This Act reforms foreign military sales by raising dollar thresholds for required reporting, prohibiting federal employees from structuring sales to avoid notification, and imposing severe penalties on State Department employees who violate these rules.
Warren Davidson
Representative
OH-8
The Foreign Military Sales Reform Act of 2025 modifies dollar thresholds under the Arms Export Control Act, raising the value limits that trigger specific reporting and review requirements for U.S. defense transfers overseas. It also mandates that the State Department Inspector General investigate and report on any attempts to structure sales to evade these notification rules. Furthermore, the bill prohibits federal employees from intentionally structuring sales to avoid congressional oversight and imposes severe penalties, including termination and a $100,000 fine, on State Department employees who violate this provision.
The Foreign Military Sales Reform Act of 2025 is basically changing the rules on how the U.S. sells weapons and defense services to other countries. The big takeaway is that the dollar amounts that trigger mandatory congressional notification and review are going way up. For example, some caps that were previously at $14 million are now $23 million, and the highest threshold jumps from $300 million to a massive $500 million (SEC. 2). Essentially, the Executive Branch—the State Department and the Pentagon—will now have the green light to approve much larger arms deals without Congress having to formally sign off or even be notified beforehand. This is a significant streamlining effort, meaning a lot more transactions will move faster without legislative review.
For the Executive Branch, this is a win for efficiency. If you’re trying to quickly arm an ally, not having to wait for a mandatory 30-day or 15-day congressional review period on every mid-sized deal saves crucial time. However, this speed comes at the expense of oversight. Congressional review is the public’s main check on foreign policy decisions, especially those involving arms transfers that can escalate conflicts or raise human rights concerns. By raising the reporting threshold to $500 million, the bill effectively removes the mandatory review requirement for a huge range of sales that used to require it. This means the public loses visibility and input on potentially controversial arms deals that fall between the old $300 million cap and the new half-billion-dollar limit.

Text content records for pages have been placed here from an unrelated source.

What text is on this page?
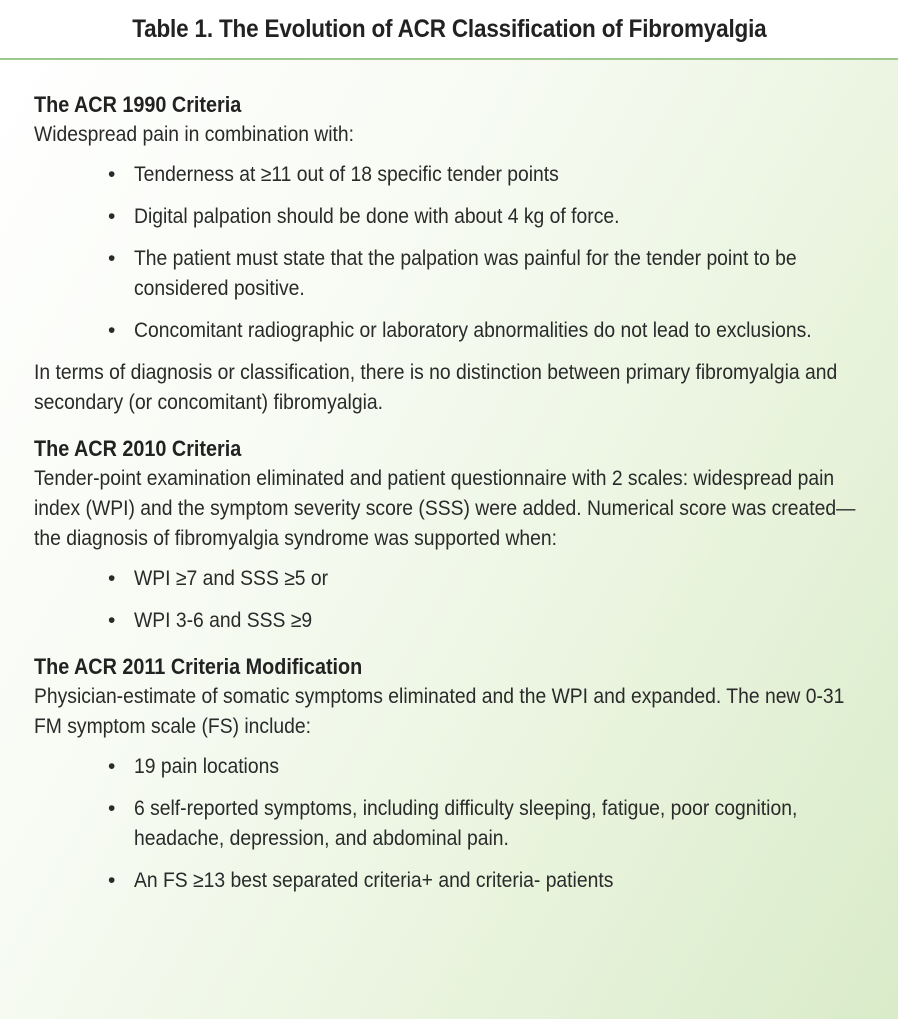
Table 1. The Evolution of ACR Classification of Fibromyalgia
The ACR 1990 Criteria
Widespread pain in combination with:
• Tenderness at ≥11 out of 18 specific tender points
• Digital palpation should be done with about 4 kg of force.
• The patient must state that the palpation was painful for the tender point to be considered positive.
• Concomitant radiographic or laboratory abnormalities do not lead to exclusions.
In terms of diagnosis or classification, there is no distinction between primary fibromyalgia and secondary (or concomitant) fibromyalgia.
The ACR 2010 Criteria
Tender-point examination eliminated and patient questionnaire with 2 scales: widespread pain index (WPI) and the symptom severity score (SSS) were added. Numerical score was created—the diagnosis of fibromyalgia syndrome was supported when:
• WPI ≥7 and SSS ≥5 or
• WPI 3-6 and SSS ≥9
The ACR 2011 Criteria Modification
Physician-estimate of somatic symptoms eliminated and the WPI and expanded. The new 0-31 FM symptom scale (FS) include:
• 19 pain locations
• 6 self-reported symptoms, including difficulty sleeping, fatigue, poor cognition, headache, depression, and abdominal pain.
• An FS ≥13 best separated criteria+ and criteria- patients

While the bill reduces oversight on the front end, it gets extremely tough on employees who try to cheat the system. The bill is laser-focused on stopping “structuring”—the practice of breaking up one large arms sale into several smaller contracts, specifically to keep them below the congressional reporting thresholds. Section 3 mandates the State Department Inspector General to investigate any past or future attempts to structure payments to avoid reporting. This is the government essentially saying, “We know this happens, and we’re checking the books.”
This is where the bill gets real for federal employees. Section 4 explicitly bans any federal employee from intentionally structuring defense transfers to duck congressional notification. But Section 5 reserves the harshest penalties for State Department employees. If a State Department employee is caught knowingly structuring payments to bypass Congress, they face two immediate, severe consequences: they are permanently barred from any federal employment, and they are hit with a $100,000 civil penalty. This is a massive hammer designed to ensure compliance. While it’s good to have accountability for bad actors, this severe penalty could create a chilling effect, making employees overly cautious about legitimate, complex contracting practices for fear of having their actions misinterpreted as intentional evasion.